O mesmo documento prevê que os estudantes de 9º ano saibam:
- Ser críticos perante a tentativa de imposição da indústria cultural.
- Reconhecer a intencionalidade de políticas esportivas públicas e do terceiro setor.
- Analisar os programas televisivos, as crônicas e a publicidade e seus efeitos.
- Identificar as características das brincadeiras vivenciadas (regras, estratégias, conteúdo e forma).
- Elaborar formas variadas de textos.
- Adaptar formas de participação, facilitando a atuação dos colegas.
- Conhecer e relacionar os tipos de modalidade com os espaços sociais onde ocorrem.
- Compreender a construção do mito do atleta.
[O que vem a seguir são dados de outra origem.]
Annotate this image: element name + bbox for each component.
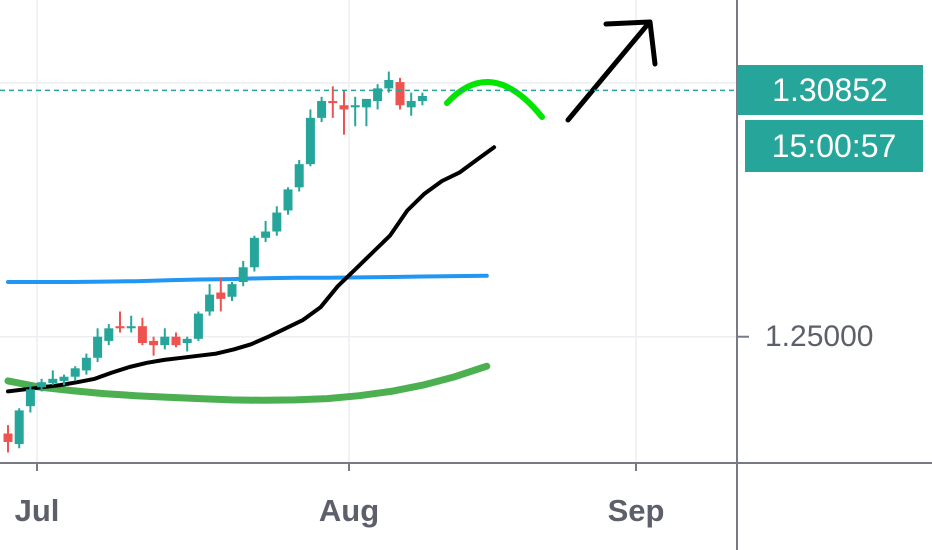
candle-up [25,383,35,413]
candle-body [328,101,338,104]
candle-body [126,326,136,329]
projection-curve [444,79,545,120]
candle-up [59,374,69,386]
x-tick-label-sep: Sep [607,493,665,528]
candle-up [305,109,315,167]
candle-up [261,220,271,243]
last-price-label: 1.30852 [737,65,923,116]
candle-body [261,231,271,238]
candlesticks [3,71,427,453]
candle-up [48,370,58,386]
candle-body [160,336,170,346]
candle-up [193,311,203,341]
candle-up [417,92,427,106]
candle-body [406,101,416,108]
candle-up [384,71,394,93]
candle-body [395,82,405,106]
candle-body [305,117,315,165]
candle-body [104,328,114,341]
candle-down [149,336,159,356]
y-tick-label: 1.25000 [765,319,874,353]
candle-up [81,353,91,375]
candle-body [238,267,248,283]
moving-averages [4,145,497,404]
candle-body [115,326,125,329]
candle-body [294,164,304,188]
candle-up [272,206,282,236]
candle-down [171,332,181,348]
candle-body [216,292,226,299]
candle-body [373,88,383,102]
candle-body [25,389,35,407]
candle-body [384,79,394,89]
candle-up [350,96,360,127]
candle-body [93,336,103,358]
candle-body [149,340,159,346]
candle-body [59,376,69,381]
candle-down [328,86,338,118]
axis-ticks [36,335,749,471]
x-tick-label-aug: Aug [318,493,380,528]
candle-countdown-label: 15:00:57 [745,120,923,172]
candle-body [283,189,293,211]
x-tick-label-jul: Jul [14,493,60,528]
candle-up [182,336,192,352]
candle-down [3,425,13,453]
candle-body [137,326,147,344]
candle-body [48,378,58,384]
candle-body [317,101,327,118]
candle-up [14,408,24,449]
candle-body [3,433,13,442]
candle-body [81,357,91,371]
candle-body [339,105,349,110]
candle-up [238,260,248,287]
projection-drawings [444,19,658,123]
candle-up [283,187,293,215]
candle-up [104,324,114,346]
candle-body [193,313,203,339]
candle-up [361,98,371,127]
candle-body [361,98,371,108]
candle-body [205,294,215,312]
candle-up [373,84,383,110]
ma-fast-line [6,145,497,394]
candle-body [14,410,24,445]
candle-body [182,338,192,344]
candle-down [115,311,125,333]
candle-down [395,77,405,110]
candle-up [249,235,259,272]
candle-body [417,95,427,102]
candle-up [294,159,304,192]
candle-up [227,282,237,301]
arrow-head-icon [603,19,658,67]
projection-arrow [565,21,651,123]
candle-body [272,212,282,232]
candle-up [406,92,416,116]
candle-body [227,284,237,297]
candle-up [37,378,47,392]
candle-body [37,382,47,388]
candle-up [205,284,215,316]
candle-down [339,90,349,135]
candle-up [70,366,80,381]
candle-up [93,328,103,362]
candle-body [249,237,259,268]
candle-down [137,317,147,346]
ma-slow-line [4,362,491,404]
candle-body [70,368,80,377]
candle-up [317,96,327,123]
candle-up [160,328,170,350]
candle-body [350,105,360,108]
candle-up [126,315,136,333]
candle-body [171,336,181,346]
candle-down [216,277,226,312]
- Identificar as práticas discursivas presentes nos esportes que reforçam pejorativamente a identidade de raça, gênero, sexualidade e idade.
Inclusão eficiente
com deficiência deve dar a todos
a possibilidade de jogar e colaborar.
Foto: Marcelo Min / Agradecimento Escola Projeto Vida
A Educação Física, como as demais disciplinas, deve incluir não apenas os gordinhos e baixinhos, mas também os que têm alguma deficiência (física ou mental). "É papel da escola ensinar a conviver com as diferenças e oferecer meios de ajudar a aumentar a sociabilidade", diz Marcos Neira. Os PCNs defendem que isso ajuda a desenvolver "particularmente as capacidades afetivas, de integração e inserção social". Obviamente, é preciso adaptar as atividades às deficiências dos alunos de sua turma para que eles aprendam.
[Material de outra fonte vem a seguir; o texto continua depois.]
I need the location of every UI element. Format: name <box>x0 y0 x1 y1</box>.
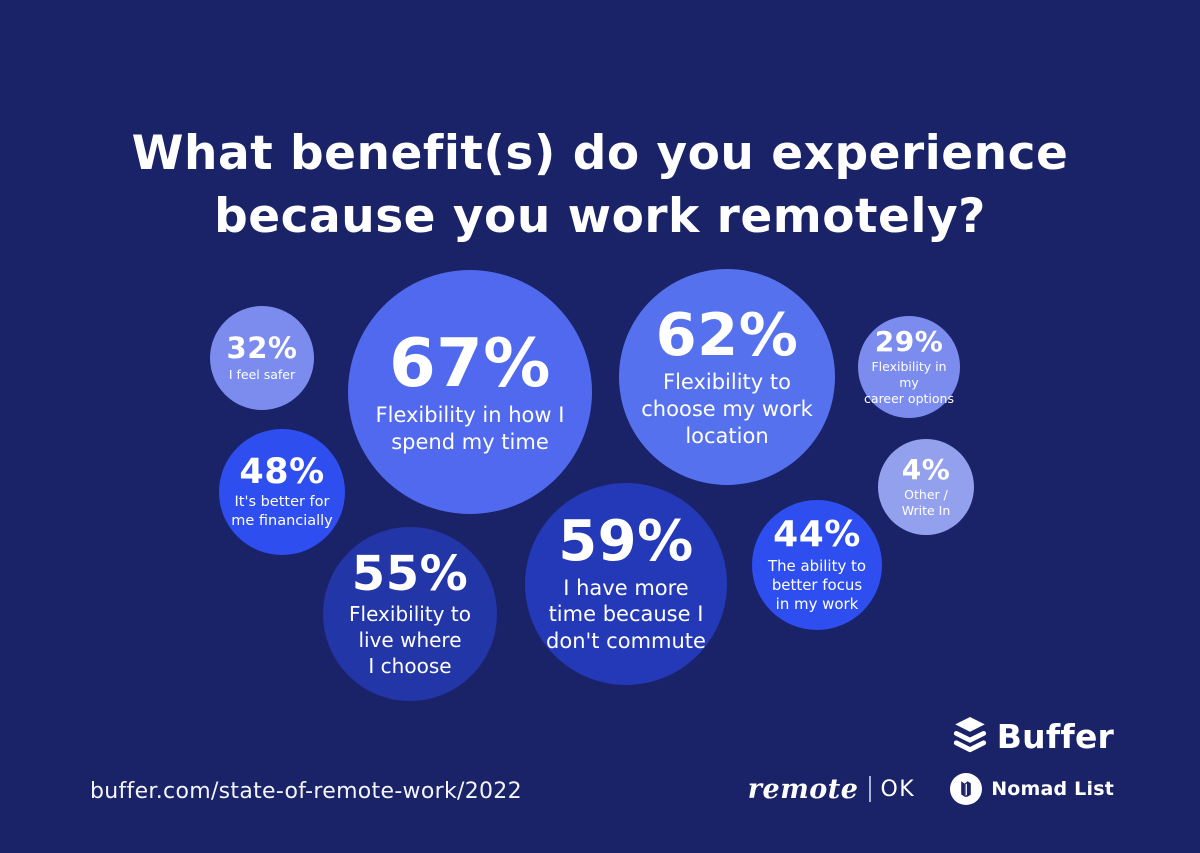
bubble-value: 48% <box>239 451 325 492</box>
bubble-value: 59% <box>558 508 694 574</box>
bubble-label: Flexibility in how I spend my time <box>375 402 565 454</box>
remote-wordmark: remote <box>747 773 859 805</box>
bubble-label: I have more time because I don't commute <box>546 575 706 654</box>
bubble-value: 29% <box>874 324 944 358</box>
page-title: What benefit(s) do you experience becaus… <box>131 126 1069 244</box>
bubble-59pct: 59% I have more time because I don't com… <box>525 483 727 685</box>
bubble-62pct: 62% Flexibility to choose my work locati… <box>619 269 835 485</box>
bubble-label: Other / Write In <box>901 487 951 519</box>
nomad-list-logo: Nomad List <box>949 772 1114 806</box>
bubble-label: Flexibility in my career options <box>864 359 954 407</box>
partners-row: remote OK Nomad List <box>748 772 1114 806</box>
buffer-wordmark: Buffer <box>996 716 1114 756</box>
bubble-value: 4% <box>901 452 951 486</box>
bubble-label: It's better for me financially <box>231 494 333 529</box>
buffer-logo: Buffer <box>952 716 1114 756</box>
bubble-48pct: 48% It's better for me financially <box>219 429 345 555</box>
bubble-32pct: 32% I feel safer <box>210 306 314 410</box>
bubble-value: 44% <box>773 513 861 555</box>
bubble-value: 32% <box>226 331 298 366</box>
bubble-4pct: 4% Other / Write In <box>878 439 974 535</box>
bubble-label: I feel safer <box>228 366 296 382</box>
nomad-list-icon <box>949 772 983 806</box>
bubble-value: 55% <box>351 545 469 602</box>
remote-ok-logo: remote OK <box>748 774 915 805</box>
buffer-stack-icon <box>952 716 988 756</box>
divider <box>869 776 872 802</box>
source-url: buffer.com/state-of-remote-work/2022 <box>90 779 522 804</box>
bubble-value: 67% <box>389 324 551 403</box>
bubble-label: Flexibility to choose my work location <box>641 370 813 448</box>
bubble-29pct: 29% Flexibility in my career options <box>858 316 960 418</box>
ok-wordmark: OK <box>880 776 916 802</box>
bubble-67pct: 67% Flexibility in how I spend my time <box>348 270 592 514</box>
nomad-list-wordmark: Nomad List <box>991 778 1114 800</box>
bubble-44pct: 44% The ability to better focus in my wo… <box>752 500 882 630</box>
bubble-55pct: 55% Flexibility to live where I choose <box>323 527 497 701</box>
footer-logos: Buffer remote OK Nomad List <box>748 716 1114 806</box>
bubble-label: The ability to better focus in my work <box>767 556 867 613</box>
bubble-label: Flexibility to live where I choose <box>349 602 471 678</box>
bubble-value: 62% <box>655 300 799 370</box>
Ao propor um jogo com bola para uma classe em que uma das crianças se locomova em cadeira de rodas, garanta que ela possa participar, atuando como um dos jogadores ou em outra função em que ela colabore com o grupo. O ideal é dar a ela a oportunidade de treinar e desenvolver suas habilidades ou de fazer parte das atividades que envolvam competição, e não apenas atuar como técnico ou juiz, por exemplo. Dessa forma, todos ajudam, interagem, planejam e se tornam verdadeiros campeões.